En 2024, Frédéric Sauvage a fondé une seconde start-up, CRYSTAL Energy, permettant d’accélérer sur le transfert technologique et développements industriels du vitrage « électrogène ». Plusieurs années de recherche ont été nécessaires pour inventer un verre produisant de l’électricité grâce à des absorbeurs invisibles pour l’œil humain. Cette technologie repose sur l’absorption sélective de la partie invisible du spectre solaire (près de la moitié des rayonnements), et de laisser passer la lumière du visible sans perturbation. En d’autres termes, cette innovation permet la création d’un panneau photovoltaïque transparent et incolore.

« Tout ce qui est en verre autour de nous pourra demain produire de l’électricité », expose Frédéric Sauvage. En effet, les applications du verre électrogène vont du vitrage de bâtiment aux véhicules électriques, en passant par le mobilier urbain. A plus petite échelle, on peut même imaginer un écran d’ordinateur rétroéclairé qui récupère l’énergie produite par sa propre lumière ou les cadrans de montre connectée alimentée par le verre électrogène.

Cette technologie en est encore à l’étape du passage à l’échelle industrielle. Une première levée de fond a été réalisée pour réaliser des premiers prototypes de vitrages électrogènes et une seconde levée est en préparation pour accélérer le développement industriel de cette innovation prometteuse. Les premiers prototypes intégrés en environnement réel devraient voir le jour dès 2028.

ERC et PEPR

Aujourd’hui, Frédéric Sauvage partage son temps entre la recherche fondamentale, le développement de nouveaux concepts et le transfert de ses technologies. Fruit de ses recherches fructueuses sur des aspects très fondamentaux, le chercheur est également récipiendaire d’une ERC Advanced Grant, grâce à laquelle il pourra poursuivre ses travaux expérimentaux. Dans le cadre de cette bourse européenne, ses recherches visent à comprendre comment la matière vie lorsque la lumière est absorbée et à étudier plus en détail les mécanismes de dégradation des pérovskites, matériau présent dans la couche active des panneaux PV de nouvelle génération.

© Droits réservés

Frédéric Sauvage participe aussi activement au PEPR TASE sur les systèmes énergétiques et énergies renouvelables. Au sein de ce programme de recherche intégré dans la stratégie nationale France 2030, il exerce les fonctions de co-directeur scientifique du projet Smart4Module, qui vise à réduire l’impact environnemental de l’industrie du photovoltaïque et pilote une des tâches du projet Minotaure, projet étudiant la fiabilité et la durabilité des nouvelles technologies de cellules photovoltaïques. Travailler au sein d’un programme national présente pour lui de nombreux avantages : « L’enrichissement scientifique passe par l’échange », estime le chercheur. « Ce n’est pas en restant isolé que l’on peut développer des projets ambitieux. »
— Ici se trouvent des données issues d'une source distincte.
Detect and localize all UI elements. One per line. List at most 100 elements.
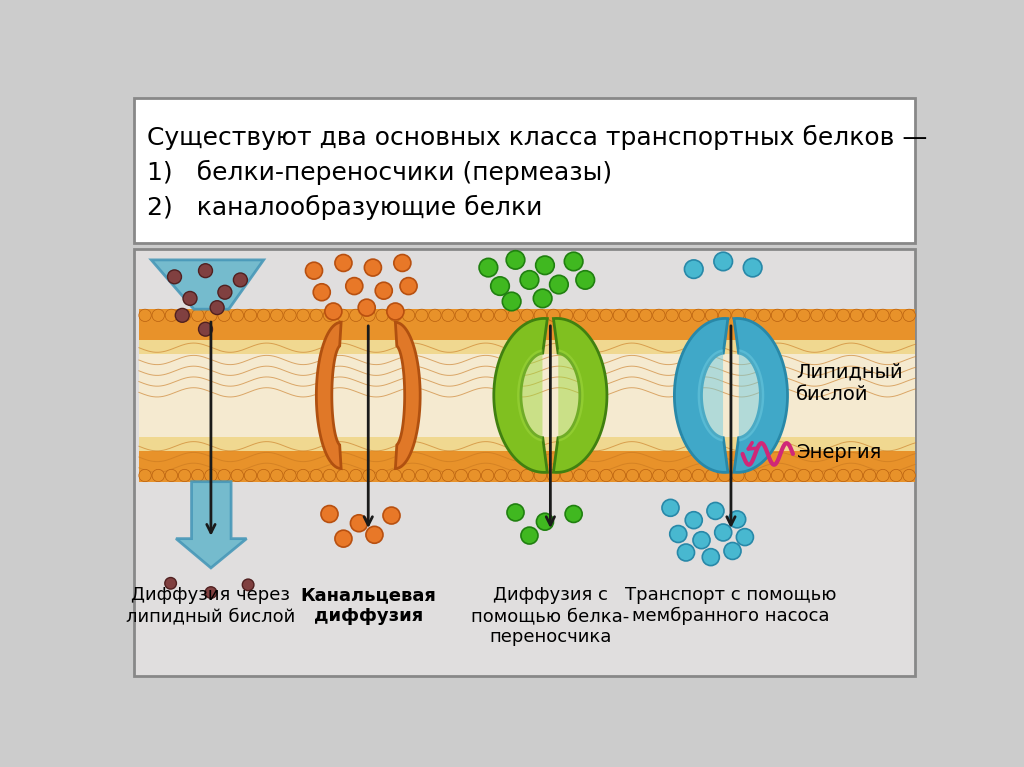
Ellipse shape [231, 309, 244, 321]
Ellipse shape [218, 309, 230, 321]
Ellipse shape [684, 260, 703, 278]
Ellipse shape [587, 309, 599, 321]
Ellipse shape [715, 524, 732, 541]
Ellipse shape [205, 469, 217, 482]
Ellipse shape [587, 469, 599, 482]
Ellipse shape [506, 251, 524, 269]
Ellipse shape [771, 469, 783, 482]
Polygon shape [517, 349, 543, 442]
Ellipse shape [824, 469, 837, 482]
Ellipse shape [537, 513, 554, 530]
Ellipse shape [652, 309, 665, 321]
Polygon shape [675, 318, 728, 472]
Ellipse shape [365, 259, 381, 276]
Ellipse shape [375, 282, 392, 299]
Polygon shape [558, 349, 584, 442]
Ellipse shape [284, 309, 296, 321]
Ellipse shape [771, 309, 783, 321]
Ellipse shape [679, 469, 691, 482]
Ellipse shape [838, 309, 850, 321]
Ellipse shape [270, 309, 283, 321]
Ellipse shape [706, 469, 718, 482]
Ellipse shape [479, 258, 498, 277]
Ellipse shape [310, 309, 323, 321]
Ellipse shape [297, 469, 309, 482]
Ellipse shape [481, 309, 494, 321]
Ellipse shape [400, 278, 417, 295]
Ellipse shape [714, 252, 732, 271]
Ellipse shape [707, 502, 724, 519]
Ellipse shape [199, 322, 212, 336]
Polygon shape [176, 482, 247, 568]
Ellipse shape [560, 309, 572, 321]
Ellipse shape [191, 309, 204, 321]
Ellipse shape [758, 469, 770, 482]
Text: 1)   белки-переносчики (пермеазы): 1) белки-переносчики (пермеазы) [147, 160, 612, 185]
Ellipse shape [627, 469, 639, 482]
Ellipse shape [165, 469, 177, 482]
Ellipse shape [468, 469, 480, 482]
Ellipse shape [243, 579, 254, 591]
Ellipse shape [784, 309, 797, 321]
Ellipse shape [613, 309, 626, 321]
Ellipse shape [784, 469, 797, 482]
Ellipse shape [455, 309, 467, 321]
Ellipse shape [321, 505, 338, 522]
Ellipse shape [416, 309, 428, 321]
Ellipse shape [366, 526, 383, 543]
Ellipse shape [191, 469, 204, 482]
Ellipse shape [877, 469, 889, 482]
Ellipse shape [729, 511, 745, 528]
FancyBboxPatch shape [134, 98, 915, 243]
Ellipse shape [349, 469, 362, 482]
Ellipse shape [362, 309, 375, 321]
Polygon shape [697, 349, 723, 442]
Ellipse shape [205, 309, 217, 321]
Ellipse shape [627, 309, 639, 321]
Ellipse shape [521, 469, 534, 482]
Ellipse shape [692, 469, 705, 482]
Ellipse shape [231, 469, 244, 482]
Ellipse shape [152, 309, 165, 321]
Ellipse shape [305, 262, 323, 279]
Text: Диффузия с
помощью белка-
переносчика: Диффузия с помощью белка- переносчика [471, 587, 630, 646]
Ellipse shape [903, 469, 915, 482]
Ellipse shape [139, 469, 152, 482]
Ellipse shape [600, 469, 612, 482]
Ellipse shape [547, 469, 560, 482]
Text: Существуют два основных класса транспортных белков —: Существуют два основных класса транспорт… [147, 124, 928, 150]
Ellipse shape [349, 309, 362, 321]
Ellipse shape [245, 309, 257, 321]
Polygon shape [316, 322, 341, 469]
Ellipse shape [376, 309, 388, 321]
Polygon shape [395, 322, 420, 469]
Ellipse shape [890, 469, 902, 482]
Bar [139, 309, 915, 340]
Ellipse shape [310, 469, 323, 482]
Polygon shape [739, 349, 764, 442]
Ellipse shape [573, 469, 586, 482]
Ellipse shape [564, 252, 583, 271]
Ellipse shape [521, 527, 538, 544]
Ellipse shape [838, 469, 850, 482]
Ellipse shape [507, 504, 524, 521]
Ellipse shape [139, 309, 152, 321]
Ellipse shape [503, 292, 521, 311]
Ellipse shape [205, 587, 217, 598]
Ellipse shape [662, 499, 679, 516]
Ellipse shape [693, 532, 710, 548]
Ellipse shape [168, 270, 181, 284]
Ellipse shape [706, 309, 718, 321]
Ellipse shape [640, 309, 652, 321]
FancyBboxPatch shape [134, 249, 915, 676]
Ellipse shape [313, 284, 331, 301]
Ellipse shape [387, 303, 403, 320]
Ellipse shape [325, 303, 342, 320]
Ellipse shape [613, 469, 626, 482]
Ellipse shape [640, 469, 652, 482]
Ellipse shape [257, 469, 270, 482]
Ellipse shape [666, 469, 678, 482]
Ellipse shape [565, 505, 583, 522]
Ellipse shape [520, 271, 539, 289]
Ellipse shape [337, 309, 349, 321]
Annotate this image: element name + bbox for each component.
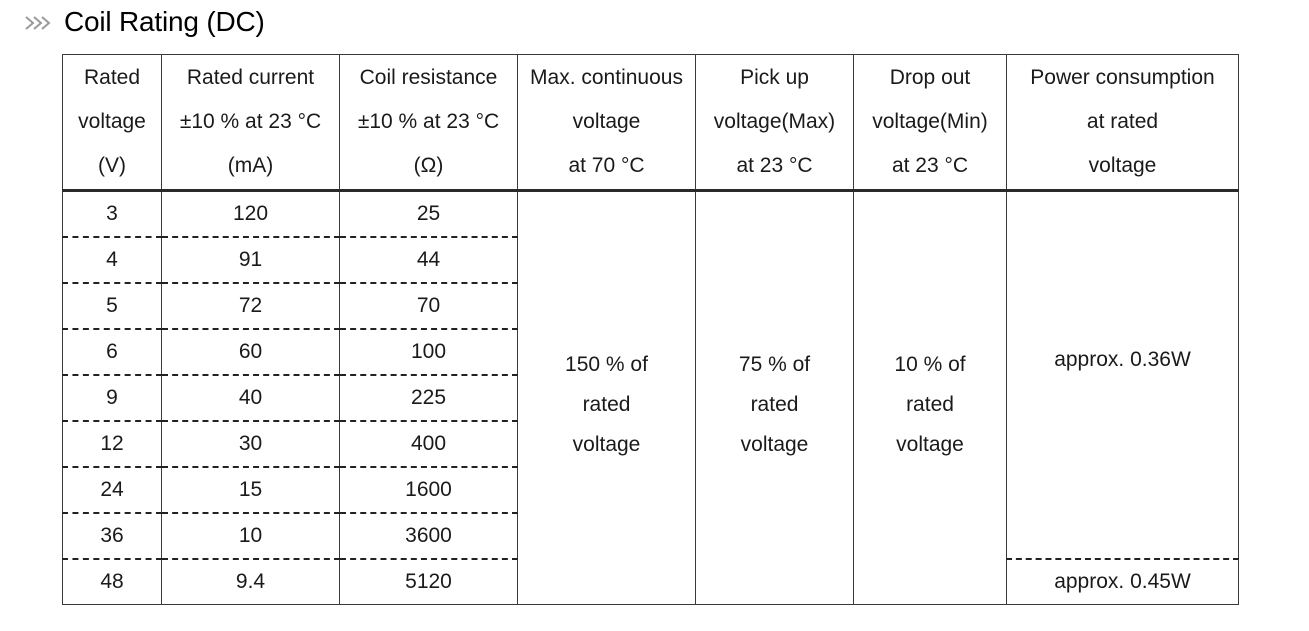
cell-coil-resistance: 25 xyxy=(339,190,518,238)
table-row: 5 72 70 xyxy=(62,283,1239,330)
header-rated-voltage: Rated voltage (V) xyxy=(62,54,162,192)
page-title-bar: Coil Rating (DC) xyxy=(24,2,265,42)
table-row: 3 120 25 150 % of rated voltage 75 % of … xyxy=(62,190,1239,605)
cell-rated-voltage: 9 xyxy=(62,375,162,422)
header-max-continuous-voltage: Max. continuous voltage at 70 °C xyxy=(517,54,696,192)
cell-rated-current: 60 xyxy=(161,329,340,376)
table-row: 4 91 44 xyxy=(62,237,1239,284)
cell-coil-resistance: 225 xyxy=(339,375,518,422)
cell-rated-current: 9.4 xyxy=(161,559,340,605)
cell-rated-voltage: 3 xyxy=(62,190,162,238)
cell-coil-resistance: 1600 xyxy=(339,467,518,514)
cell-max-continuous-voltage: 150 % of rated voltage xyxy=(517,190,696,605)
cell-rated-voltage: 6 xyxy=(62,329,162,376)
cell-rated-current: 91 xyxy=(161,237,340,284)
header-coil-resistance: Coil resistance ±10 % at 23 °C (Ω) xyxy=(339,54,518,192)
cell-drop-out-voltage: 10 % of rated voltage xyxy=(853,190,1007,605)
cell-rated-voltage: 12 xyxy=(62,421,162,468)
header-drop-out-voltage: Drop out voltage(Min) at 23 °C xyxy=(853,54,1007,192)
cell-coil-resistance: 3600 xyxy=(339,513,518,560)
cell-rated-voltage: 5 xyxy=(62,283,162,330)
table-header-row: Rated voltage (V) Rated current ±10 % at… xyxy=(62,54,1239,192)
header-power-consumption: Power consumption at rated voltage xyxy=(1006,54,1239,192)
cell-rated-current: 15 xyxy=(161,467,340,514)
coil-rating-table: Rated voltage (V) Rated current ±10 % at… xyxy=(62,54,1239,605)
cell-coil-resistance: 400 xyxy=(339,421,518,468)
cell-rated-current: 30 xyxy=(161,421,340,468)
table-row: 48 9.4 5120 approx. 0.45W xyxy=(62,559,1239,605)
cell-rated-voltage: 24 xyxy=(62,467,162,514)
cell-coil-resistance: 70 xyxy=(339,283,518,330)
header-pick-up-voltage: Pick up voltage(Max) at 23 °C xyxy=(695,54,854,192)
cell-pick-up-voltage: 75 % of rated voltage xyxy=(695,190,854,605)
cell-rated-current: 120 xyxy=(161,190,340,238)
table-row: 12 30 400 xyxy=(62,421,1239,468)
cell-power-consumption-last: approx. 0.45W xyxy=(1006,559,1239,605)
cell-rated-voltage: 48 xyxy=(62,559,162,605)
table-row: 9 40 225 xyxy=(62,375,1239,422)
cell-rated-voltage: 4 xyxy=(62,237,162,284)
cell-rated-voltage: 36 xyxy=(62,513,162,560)
table-row: 24 15 1600 xyxy=(62,467,1239,514)
cell-coil-resistance: 5120 xyxy=(339,559,518,605)
triple-chevron-right-icon xyxy=(24,15,58,31)
cell-power-consumption-main: approx. 0.36W xyxy=(1006,190,1239,560)
page-title: Coil Rating (DC) xyxy=(64,6,265,37)
cell-rated-current: 10 xyxy=(161,513,340,560)
table-row: 6 60 100 xyxy=(62,329,1239,376)
cell-rated-current: 72 xyxy=(161,283,340,330)
header-rated-current: Rated current ±10 % at 23 °C (mA) xyxy=(161,54,340,192)
cell-coil-resistance: 100 xyxy=(339,329,518,376)
cell-coil-resistance: 44 xyxy=(339,237,518,284)
table-row: 36 10 3600 xyxy=(62,513,1239,560)
cell-rated-current: 40 xyxy=(161,375,340,422)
En plus d’une qualité d’échanges structurants à l’échelle nationale, le réseau du PEPR permet un partage des résultats entre projets scientifiques et offre un levier intéressant pour développer de nouvelles briques innovantes et des brevets, avec un potentiel très fort de transfert, de la recherche à la société.

Frédéric Sauvage est le prochain invité du Club CNRS Entreprises, pour leur rendez-vous décryptage sur le thème « Photovoltaïque de troisième génération : entre défis scientifiques et nouvelles intégrations ».